Figure 1: SKM surface potential image, revealing an implanted sub-surface array of P-islands in Si.
Figure 2: SKM surface potential profiles across single P (a) and Si (b) implanted sub-surface islands.
Development of Nanoscale SQUIDs for Sensitive Spin Detection
Single-spin measurement is a crucial goal that must be achieved if readout of quantum computer architectures employing spin-based qubits is to be realised. Miniature SQUIDs are capable of measuring the magnetic properties of nanoscale particles deposited within the active device region. Scaling of the spin sensitivity with device dimension suggests that, with further reduction in device size, SQUIDs may be a potential candidate for single-spin measurement. We are examining nanoscale Nb-based SQUID architectures by direct patterning of thin films using a crossed-beam Scanning Electron Microscope (SEM)/Focussed Ion Beam (figure 3). Devices are tested at low temperature using a low-noise measurement system, capable of voltage measurement with nV/ Hz sensitivity.
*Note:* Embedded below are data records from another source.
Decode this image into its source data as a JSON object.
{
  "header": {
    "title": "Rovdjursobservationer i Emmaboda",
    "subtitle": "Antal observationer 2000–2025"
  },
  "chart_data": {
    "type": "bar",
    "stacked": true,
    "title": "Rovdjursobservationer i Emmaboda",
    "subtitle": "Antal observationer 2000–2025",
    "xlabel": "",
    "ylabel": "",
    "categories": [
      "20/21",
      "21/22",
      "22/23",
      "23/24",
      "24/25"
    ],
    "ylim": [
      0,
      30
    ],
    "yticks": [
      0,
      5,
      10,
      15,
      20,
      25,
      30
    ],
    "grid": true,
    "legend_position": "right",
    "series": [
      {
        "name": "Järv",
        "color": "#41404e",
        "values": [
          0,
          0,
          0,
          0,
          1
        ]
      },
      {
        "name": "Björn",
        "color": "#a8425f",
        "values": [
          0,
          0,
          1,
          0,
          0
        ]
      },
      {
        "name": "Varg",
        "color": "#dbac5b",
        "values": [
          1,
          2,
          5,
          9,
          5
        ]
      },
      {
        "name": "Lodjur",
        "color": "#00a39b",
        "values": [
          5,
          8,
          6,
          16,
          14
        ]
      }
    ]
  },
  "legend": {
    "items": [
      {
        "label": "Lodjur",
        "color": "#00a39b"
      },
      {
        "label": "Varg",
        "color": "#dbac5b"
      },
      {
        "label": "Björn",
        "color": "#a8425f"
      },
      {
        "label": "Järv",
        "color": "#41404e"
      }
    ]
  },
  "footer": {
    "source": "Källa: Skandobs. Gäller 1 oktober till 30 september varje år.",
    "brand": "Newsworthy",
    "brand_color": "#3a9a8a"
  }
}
Figure 3: SEM image illustrating FIB patterning of a thin film Nb SQUID structure.
Ferritin is an iron storage protein consisting of an organic cage, about 13nm in dimension, containing an antiferromagnetic core of up to 4500Fe3+ ions in a fully packed protein. These proteins have gained much attention recently as a nanoscale magnet that demonstrates macroscopic quantum tunneling of its non-compensated spin (s~100) through the anisotropy barrier. The spin is a suitable magnitude for testing the sensitivity of SQUID devices with sub-micron loop dimension, and the particle size is appropriate for the identification of isolated surface-trapped proteins using scanned-probe techniques. Accurate positioning of individual proteins has been achieved by mechanical pushing with the tip of an AFM, offering a route to the incorporation of single ferritin particles as components in future nanoscale devices. Figure 4 illustrates a small population of ferritin particles deposited on one our our SQUIDs.
Figure 4: AFM image illustrating ferritin deposition on a FIB-patterned Nb SQUID.